The campaign, Nordstrom/UGG Trend Collage, highlights a brand-specific photo grid around a topic. The native ad format resembles a Pinterest pinboard that editors curate or built with advertiser images and text.
Native ads, which appear on Bazaar under the Related Stories heading, have begun to attract more search engine marketers. Not only do searches help to discover the native advertisements on publisher sites, but they closely resembles a combination of Product Listing Ads, text ads and content supported by in-stream ads on Yahoo, Facebook, Twitter and other sites.
The recent native ad for Nordstrom, running on Bazaar's fashion channel, opened to a product description page providing details on price, product availability and more. The ad also allows consumers to share the content and make a purchase from the page, explains Geoff Schiller, chief sales officer at Hearst Digital Media.
Initial tests on Hearst's native content module, although not tied to the Nordstrom campaign, produced a click-through rate between 1% and 1.5% compared to the industry average of .1% on traditional display ads, Schiller said. He said brands can tie the success of the native ad to key performance indicators like sharing or time spent, but the publisher will not guarantee purchases.

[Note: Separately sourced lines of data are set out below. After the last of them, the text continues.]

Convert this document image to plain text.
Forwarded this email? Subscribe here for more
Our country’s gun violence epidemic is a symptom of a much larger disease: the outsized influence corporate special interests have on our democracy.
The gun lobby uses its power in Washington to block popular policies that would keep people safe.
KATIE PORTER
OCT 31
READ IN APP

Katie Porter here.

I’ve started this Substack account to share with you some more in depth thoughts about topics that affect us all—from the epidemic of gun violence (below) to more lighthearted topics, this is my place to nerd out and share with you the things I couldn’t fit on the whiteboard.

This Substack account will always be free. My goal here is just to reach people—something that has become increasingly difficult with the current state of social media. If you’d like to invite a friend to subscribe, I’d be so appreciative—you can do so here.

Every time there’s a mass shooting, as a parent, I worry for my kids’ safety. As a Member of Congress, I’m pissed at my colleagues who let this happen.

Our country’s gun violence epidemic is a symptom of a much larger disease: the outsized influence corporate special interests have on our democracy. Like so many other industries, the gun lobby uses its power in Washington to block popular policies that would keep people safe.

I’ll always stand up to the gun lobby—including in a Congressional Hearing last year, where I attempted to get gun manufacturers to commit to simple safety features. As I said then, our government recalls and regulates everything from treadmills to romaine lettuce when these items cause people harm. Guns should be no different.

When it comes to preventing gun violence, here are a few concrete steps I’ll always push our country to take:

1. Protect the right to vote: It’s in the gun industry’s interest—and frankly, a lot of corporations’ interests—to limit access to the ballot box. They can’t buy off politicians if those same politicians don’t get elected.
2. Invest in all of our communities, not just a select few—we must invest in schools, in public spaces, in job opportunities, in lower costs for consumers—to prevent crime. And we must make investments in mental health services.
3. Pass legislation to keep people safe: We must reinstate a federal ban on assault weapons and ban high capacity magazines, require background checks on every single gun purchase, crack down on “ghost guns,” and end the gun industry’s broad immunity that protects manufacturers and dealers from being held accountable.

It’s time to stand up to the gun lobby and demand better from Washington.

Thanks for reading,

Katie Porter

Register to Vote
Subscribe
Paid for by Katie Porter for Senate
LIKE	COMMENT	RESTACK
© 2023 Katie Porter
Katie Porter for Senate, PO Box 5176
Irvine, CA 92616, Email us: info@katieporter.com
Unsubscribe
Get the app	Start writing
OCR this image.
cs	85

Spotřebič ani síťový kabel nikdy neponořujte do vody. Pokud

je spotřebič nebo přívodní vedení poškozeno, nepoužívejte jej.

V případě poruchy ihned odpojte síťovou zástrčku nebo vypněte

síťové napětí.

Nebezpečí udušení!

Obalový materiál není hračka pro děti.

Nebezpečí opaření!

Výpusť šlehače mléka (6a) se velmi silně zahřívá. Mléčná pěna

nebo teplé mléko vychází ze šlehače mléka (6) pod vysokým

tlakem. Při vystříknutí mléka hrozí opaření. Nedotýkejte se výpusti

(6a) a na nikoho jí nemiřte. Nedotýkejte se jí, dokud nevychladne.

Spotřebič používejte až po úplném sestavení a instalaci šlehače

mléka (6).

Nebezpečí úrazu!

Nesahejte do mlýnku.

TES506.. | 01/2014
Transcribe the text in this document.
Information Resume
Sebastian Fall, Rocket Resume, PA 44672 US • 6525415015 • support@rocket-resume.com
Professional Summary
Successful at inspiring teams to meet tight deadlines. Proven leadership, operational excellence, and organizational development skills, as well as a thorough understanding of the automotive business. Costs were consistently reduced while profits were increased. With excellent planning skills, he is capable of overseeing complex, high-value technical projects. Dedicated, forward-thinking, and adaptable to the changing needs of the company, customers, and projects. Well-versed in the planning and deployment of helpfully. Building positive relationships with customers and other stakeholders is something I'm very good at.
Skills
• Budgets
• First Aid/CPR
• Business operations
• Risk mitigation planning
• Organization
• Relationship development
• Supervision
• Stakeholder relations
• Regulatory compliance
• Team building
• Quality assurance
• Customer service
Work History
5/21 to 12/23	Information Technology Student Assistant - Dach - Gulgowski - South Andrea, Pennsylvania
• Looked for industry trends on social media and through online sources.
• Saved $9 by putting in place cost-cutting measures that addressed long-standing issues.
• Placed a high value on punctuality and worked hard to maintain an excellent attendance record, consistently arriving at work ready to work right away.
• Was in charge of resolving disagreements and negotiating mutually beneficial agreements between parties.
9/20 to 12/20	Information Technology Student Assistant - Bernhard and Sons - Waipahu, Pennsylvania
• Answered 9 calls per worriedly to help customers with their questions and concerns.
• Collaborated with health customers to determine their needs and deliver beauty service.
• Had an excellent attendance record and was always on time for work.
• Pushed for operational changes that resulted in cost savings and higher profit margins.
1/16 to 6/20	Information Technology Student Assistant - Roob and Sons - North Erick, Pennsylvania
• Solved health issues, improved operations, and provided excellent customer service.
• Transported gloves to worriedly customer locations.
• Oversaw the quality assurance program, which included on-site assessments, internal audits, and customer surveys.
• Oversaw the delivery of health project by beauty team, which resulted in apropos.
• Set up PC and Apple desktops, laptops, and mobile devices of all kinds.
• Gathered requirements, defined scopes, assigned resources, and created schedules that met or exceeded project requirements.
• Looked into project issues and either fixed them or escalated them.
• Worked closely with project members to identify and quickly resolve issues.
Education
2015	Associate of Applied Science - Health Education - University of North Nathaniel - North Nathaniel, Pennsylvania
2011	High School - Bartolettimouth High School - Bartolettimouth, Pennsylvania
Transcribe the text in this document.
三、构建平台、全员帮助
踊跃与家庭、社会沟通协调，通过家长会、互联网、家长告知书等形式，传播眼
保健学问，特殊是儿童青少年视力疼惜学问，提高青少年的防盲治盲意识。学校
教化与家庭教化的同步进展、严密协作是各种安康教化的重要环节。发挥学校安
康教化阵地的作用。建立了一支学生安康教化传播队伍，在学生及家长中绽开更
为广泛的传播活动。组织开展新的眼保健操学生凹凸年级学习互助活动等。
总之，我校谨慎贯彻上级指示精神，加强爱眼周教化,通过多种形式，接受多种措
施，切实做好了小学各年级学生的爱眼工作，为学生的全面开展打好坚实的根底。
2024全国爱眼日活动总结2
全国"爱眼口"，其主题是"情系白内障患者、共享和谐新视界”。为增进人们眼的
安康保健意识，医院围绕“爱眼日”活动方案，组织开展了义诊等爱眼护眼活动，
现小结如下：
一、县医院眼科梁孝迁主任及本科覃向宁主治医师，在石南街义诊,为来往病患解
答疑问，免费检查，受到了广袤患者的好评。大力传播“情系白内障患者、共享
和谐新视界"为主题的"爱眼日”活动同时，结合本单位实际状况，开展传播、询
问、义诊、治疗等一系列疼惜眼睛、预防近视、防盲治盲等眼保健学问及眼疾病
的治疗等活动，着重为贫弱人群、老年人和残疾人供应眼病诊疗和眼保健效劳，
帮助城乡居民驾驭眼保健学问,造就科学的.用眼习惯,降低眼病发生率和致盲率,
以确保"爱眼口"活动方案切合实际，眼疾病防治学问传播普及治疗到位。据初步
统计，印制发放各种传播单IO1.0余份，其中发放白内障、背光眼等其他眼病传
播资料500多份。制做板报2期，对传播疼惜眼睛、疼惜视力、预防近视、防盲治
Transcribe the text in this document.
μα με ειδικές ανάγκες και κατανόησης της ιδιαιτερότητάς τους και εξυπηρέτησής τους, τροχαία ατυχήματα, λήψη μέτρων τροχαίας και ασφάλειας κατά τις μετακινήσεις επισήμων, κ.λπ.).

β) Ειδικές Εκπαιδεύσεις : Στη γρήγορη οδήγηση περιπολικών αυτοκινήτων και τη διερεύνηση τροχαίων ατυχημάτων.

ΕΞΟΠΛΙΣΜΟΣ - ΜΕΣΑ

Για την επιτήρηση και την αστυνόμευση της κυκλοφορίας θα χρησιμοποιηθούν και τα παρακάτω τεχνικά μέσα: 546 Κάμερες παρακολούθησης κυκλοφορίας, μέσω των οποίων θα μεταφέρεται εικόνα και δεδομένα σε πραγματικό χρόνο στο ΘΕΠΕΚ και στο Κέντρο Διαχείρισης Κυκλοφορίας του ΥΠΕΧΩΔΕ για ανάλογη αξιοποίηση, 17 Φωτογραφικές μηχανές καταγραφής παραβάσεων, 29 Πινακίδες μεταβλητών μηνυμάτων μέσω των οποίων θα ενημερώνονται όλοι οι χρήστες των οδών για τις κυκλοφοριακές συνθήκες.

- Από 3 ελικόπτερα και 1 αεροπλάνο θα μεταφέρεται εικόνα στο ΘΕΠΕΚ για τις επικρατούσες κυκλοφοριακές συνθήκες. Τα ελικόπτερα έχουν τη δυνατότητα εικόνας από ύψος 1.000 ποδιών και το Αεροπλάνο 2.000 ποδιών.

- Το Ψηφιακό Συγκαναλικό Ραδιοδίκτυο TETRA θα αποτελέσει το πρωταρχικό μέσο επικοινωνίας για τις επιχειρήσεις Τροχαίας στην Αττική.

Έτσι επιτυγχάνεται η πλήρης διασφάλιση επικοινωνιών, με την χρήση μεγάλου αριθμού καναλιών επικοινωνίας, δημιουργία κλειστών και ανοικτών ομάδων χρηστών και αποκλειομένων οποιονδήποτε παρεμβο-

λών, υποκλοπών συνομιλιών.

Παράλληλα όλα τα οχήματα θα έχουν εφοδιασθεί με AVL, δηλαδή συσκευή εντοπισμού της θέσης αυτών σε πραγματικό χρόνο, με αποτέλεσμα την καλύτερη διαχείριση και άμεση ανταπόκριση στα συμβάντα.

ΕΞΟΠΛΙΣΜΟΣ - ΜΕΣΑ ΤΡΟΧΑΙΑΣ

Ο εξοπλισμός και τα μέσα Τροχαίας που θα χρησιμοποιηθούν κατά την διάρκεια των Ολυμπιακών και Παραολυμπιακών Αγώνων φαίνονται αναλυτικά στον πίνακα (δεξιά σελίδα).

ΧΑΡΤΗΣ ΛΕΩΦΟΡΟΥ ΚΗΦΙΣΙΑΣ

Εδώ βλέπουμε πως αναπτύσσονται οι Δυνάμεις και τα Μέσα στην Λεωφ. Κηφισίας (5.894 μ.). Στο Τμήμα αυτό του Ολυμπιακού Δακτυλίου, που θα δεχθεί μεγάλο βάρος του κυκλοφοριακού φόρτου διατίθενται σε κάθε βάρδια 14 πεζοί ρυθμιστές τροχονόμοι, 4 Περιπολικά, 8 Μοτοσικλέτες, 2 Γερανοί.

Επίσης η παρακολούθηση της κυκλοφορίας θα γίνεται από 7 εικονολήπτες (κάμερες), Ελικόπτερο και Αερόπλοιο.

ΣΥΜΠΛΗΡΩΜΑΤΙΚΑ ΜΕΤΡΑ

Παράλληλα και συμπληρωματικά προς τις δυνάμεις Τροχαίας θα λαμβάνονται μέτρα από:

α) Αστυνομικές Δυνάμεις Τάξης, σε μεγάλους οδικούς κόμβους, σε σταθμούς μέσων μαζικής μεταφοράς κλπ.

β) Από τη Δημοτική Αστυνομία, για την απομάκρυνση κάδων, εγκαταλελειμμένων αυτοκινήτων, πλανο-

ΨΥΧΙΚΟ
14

The biggest downside to native adverting resides in the media's inability to scale well and the frustration it creates for advertisers, according to industry insiders.
Content messaging in native ads perform on Hearst sites, Schiller said. The publisher found that 78% of its online readers want content or an advertising experience tailored to them. Up to 82% consider magazine Web sites their top destination for discovering the latest lifestyle content and information. Consumers most want to discover new products and get tips and content from Hearst brands. Up to 53% of consumers want to see personalized ad messages and creative pieces that don't express that the brand just wants to sell something.
Chris Schreiber, vice president of marketing at Sharethrough said the native ad platform company ran a study to analyze the attitude of mobile native ad buyers. Some 62% of survey participants intend to buy native mobile ads during the next year, and the majority during the next six months.
Specific to mobile, the Sharethrough study found that brands are buying native ads to strengthen upper-funnel activities like building awareness, 84.4%; branding, 67.5%; brand affinity, 53.2%; and purchase intent, 33.8%.